A Parent's Guide to A&P
1. Keep up whatever you are doing. Thank you for sharing your teenagers with me.
2. My goals for the students are to capitalize on their natural intelligence, skills at learning information, and curiosity to help them appreciate the relevance of anatomy and physiology, and develop thinking skills and work habits that will help them as students in the college.
3. Grading is based on total points: a point on homework is equal in value to a point on a test. However, by the end of the term there will be more points from tests than homework. The students will be able to keep track of their grades with ease.
4. I would like to make career exploration another goal for the class. If any of you have contacts in the allied health professions and think you could deliver a guest speaker, please let me know.
6. This course requires both understanding of the material and memorization of the anatomy. Memorizing is difficult. Many of the words are unfamiliar. Encourage your child to practice using blank diagrams. They not only have to remember the terms but recognize the anatomical part on a diagram or specimen.
7. There will be dissections in this course. The students can expect to dissect hearts, eyes, brains and pigs. Dissection is an important part of this class. They can wear their anatomy T-shirts for protection.

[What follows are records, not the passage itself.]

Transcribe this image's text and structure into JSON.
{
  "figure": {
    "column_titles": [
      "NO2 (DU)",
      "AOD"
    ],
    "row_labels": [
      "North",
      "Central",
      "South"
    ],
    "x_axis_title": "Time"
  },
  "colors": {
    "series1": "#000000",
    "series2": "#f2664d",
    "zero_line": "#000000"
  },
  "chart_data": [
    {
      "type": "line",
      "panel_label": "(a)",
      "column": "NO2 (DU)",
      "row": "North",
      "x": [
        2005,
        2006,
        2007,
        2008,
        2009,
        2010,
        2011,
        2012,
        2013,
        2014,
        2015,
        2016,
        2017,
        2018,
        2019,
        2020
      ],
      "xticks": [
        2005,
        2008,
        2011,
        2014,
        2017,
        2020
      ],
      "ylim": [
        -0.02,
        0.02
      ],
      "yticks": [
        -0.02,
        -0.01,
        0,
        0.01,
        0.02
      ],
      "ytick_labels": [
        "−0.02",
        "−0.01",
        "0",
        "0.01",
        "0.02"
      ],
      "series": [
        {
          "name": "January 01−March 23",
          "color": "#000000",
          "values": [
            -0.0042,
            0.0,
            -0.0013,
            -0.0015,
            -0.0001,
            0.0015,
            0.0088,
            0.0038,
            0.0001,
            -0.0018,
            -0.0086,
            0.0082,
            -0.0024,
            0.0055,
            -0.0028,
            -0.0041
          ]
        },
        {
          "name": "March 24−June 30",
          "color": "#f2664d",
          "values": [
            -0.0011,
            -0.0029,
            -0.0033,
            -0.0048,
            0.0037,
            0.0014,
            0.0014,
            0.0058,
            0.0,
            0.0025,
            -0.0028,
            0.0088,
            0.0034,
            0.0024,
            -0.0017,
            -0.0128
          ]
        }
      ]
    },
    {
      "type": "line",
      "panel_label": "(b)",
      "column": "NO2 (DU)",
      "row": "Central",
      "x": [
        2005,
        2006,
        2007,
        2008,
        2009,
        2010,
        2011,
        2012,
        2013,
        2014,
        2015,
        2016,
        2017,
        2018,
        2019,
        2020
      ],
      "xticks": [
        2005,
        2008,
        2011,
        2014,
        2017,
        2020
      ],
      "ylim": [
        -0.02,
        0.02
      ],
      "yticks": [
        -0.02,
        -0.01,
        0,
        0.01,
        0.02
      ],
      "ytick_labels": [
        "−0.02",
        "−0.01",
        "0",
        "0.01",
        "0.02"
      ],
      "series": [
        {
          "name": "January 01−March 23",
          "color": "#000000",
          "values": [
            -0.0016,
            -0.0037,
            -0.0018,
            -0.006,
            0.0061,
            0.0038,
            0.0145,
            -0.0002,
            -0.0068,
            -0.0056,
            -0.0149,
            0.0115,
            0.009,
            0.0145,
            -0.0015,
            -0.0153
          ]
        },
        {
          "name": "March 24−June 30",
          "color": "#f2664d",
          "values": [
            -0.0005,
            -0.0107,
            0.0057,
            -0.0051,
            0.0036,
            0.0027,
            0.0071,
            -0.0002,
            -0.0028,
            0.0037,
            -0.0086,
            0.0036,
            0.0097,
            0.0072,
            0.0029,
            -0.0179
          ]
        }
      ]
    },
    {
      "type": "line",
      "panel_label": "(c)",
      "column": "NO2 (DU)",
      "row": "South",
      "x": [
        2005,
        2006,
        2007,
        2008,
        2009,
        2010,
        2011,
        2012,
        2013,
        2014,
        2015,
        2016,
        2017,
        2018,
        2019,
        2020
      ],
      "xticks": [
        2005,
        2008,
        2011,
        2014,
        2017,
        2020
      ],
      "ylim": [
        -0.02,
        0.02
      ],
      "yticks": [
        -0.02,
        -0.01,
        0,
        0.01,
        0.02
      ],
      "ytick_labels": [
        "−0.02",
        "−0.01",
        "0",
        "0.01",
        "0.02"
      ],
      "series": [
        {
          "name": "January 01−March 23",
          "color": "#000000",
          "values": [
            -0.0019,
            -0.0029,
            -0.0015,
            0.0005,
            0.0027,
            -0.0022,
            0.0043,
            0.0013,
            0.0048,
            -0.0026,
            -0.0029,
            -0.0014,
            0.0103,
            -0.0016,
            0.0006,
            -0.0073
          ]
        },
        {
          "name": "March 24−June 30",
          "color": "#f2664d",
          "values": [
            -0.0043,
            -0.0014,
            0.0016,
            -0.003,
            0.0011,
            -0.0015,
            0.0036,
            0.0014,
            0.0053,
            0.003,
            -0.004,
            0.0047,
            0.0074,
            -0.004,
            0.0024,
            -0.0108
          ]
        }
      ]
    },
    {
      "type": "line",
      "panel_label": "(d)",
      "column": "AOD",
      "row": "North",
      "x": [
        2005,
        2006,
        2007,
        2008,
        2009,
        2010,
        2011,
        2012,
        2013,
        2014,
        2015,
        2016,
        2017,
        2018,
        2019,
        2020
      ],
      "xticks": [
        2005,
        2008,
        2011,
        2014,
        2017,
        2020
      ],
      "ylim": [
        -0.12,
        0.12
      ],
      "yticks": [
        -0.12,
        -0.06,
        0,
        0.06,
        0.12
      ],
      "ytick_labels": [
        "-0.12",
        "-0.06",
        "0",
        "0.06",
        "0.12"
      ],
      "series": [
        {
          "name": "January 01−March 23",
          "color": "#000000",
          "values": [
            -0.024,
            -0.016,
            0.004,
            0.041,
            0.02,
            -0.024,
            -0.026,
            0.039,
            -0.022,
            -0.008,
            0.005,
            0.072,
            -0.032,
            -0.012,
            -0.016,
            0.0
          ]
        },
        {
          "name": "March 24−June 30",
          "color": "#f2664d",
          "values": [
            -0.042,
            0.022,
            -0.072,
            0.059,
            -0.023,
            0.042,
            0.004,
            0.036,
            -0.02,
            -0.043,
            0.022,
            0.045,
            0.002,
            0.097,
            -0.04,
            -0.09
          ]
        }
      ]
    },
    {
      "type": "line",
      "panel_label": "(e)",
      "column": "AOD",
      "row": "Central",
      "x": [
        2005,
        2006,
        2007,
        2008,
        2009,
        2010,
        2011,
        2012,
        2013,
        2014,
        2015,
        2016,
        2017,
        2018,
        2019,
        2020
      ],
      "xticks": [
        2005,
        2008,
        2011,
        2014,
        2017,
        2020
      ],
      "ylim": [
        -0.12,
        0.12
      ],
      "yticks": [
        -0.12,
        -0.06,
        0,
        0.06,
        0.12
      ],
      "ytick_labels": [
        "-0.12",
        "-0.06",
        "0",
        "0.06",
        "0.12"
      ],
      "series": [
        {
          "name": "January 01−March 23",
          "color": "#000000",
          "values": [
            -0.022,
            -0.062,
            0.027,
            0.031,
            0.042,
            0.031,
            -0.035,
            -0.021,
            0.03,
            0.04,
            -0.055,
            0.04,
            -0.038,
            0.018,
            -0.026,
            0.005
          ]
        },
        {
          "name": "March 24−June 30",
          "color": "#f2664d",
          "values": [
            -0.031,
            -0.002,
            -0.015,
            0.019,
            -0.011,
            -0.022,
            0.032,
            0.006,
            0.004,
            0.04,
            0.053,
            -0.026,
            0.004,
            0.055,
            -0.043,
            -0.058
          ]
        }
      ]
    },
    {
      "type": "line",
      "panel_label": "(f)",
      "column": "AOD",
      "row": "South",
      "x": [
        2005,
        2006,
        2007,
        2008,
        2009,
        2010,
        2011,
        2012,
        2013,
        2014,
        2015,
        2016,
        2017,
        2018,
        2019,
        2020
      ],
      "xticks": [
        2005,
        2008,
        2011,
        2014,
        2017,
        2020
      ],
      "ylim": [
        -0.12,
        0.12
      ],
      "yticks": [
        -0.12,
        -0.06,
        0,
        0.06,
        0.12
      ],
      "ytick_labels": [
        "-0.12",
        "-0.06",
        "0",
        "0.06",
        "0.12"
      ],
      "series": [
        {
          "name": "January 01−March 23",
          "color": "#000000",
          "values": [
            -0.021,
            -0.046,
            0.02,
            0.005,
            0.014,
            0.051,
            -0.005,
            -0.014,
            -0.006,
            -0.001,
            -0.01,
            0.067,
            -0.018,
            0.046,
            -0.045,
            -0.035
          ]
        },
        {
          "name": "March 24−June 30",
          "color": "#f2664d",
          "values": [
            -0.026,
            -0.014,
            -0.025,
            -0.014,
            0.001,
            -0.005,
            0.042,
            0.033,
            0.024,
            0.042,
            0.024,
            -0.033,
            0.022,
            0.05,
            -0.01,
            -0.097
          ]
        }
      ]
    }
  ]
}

8. In class we emphasize understanding and thinking.
9. Unit exams will come at the end of the unit and will usually consist of multiple choice questions, short answers and identification questions. For many exams there will be a lab practical. We’ll work on these skills in class. I usually give a quiz part way through the unit as a check of understanding and a study motivator. I’ll plan tests well ahead and discuss quiz dates with the students so they are not overloaded. There will be an occasional pop quiz.
10. Typically a term ends up with about 500 points. I try to maintain a balance among assignments and try to keep student grades fair.
11. I’m available after school almost every day for extra help. I mean that for you too. As some of you know, senior year can be a bumpy ride at home.
12. On the other hand, around February I’ll be dealing with the other form of Senioritis! This will manifest itself as a general state of giddiness alternating with lethargy, a desire to discuss cartoons of the early 1990s, an obsession with wearing new sweatshirts, and a resistance to doing work. By the way, they still have to do work! (See above).
13. Ask them about 2D-3D tic-tac-toe.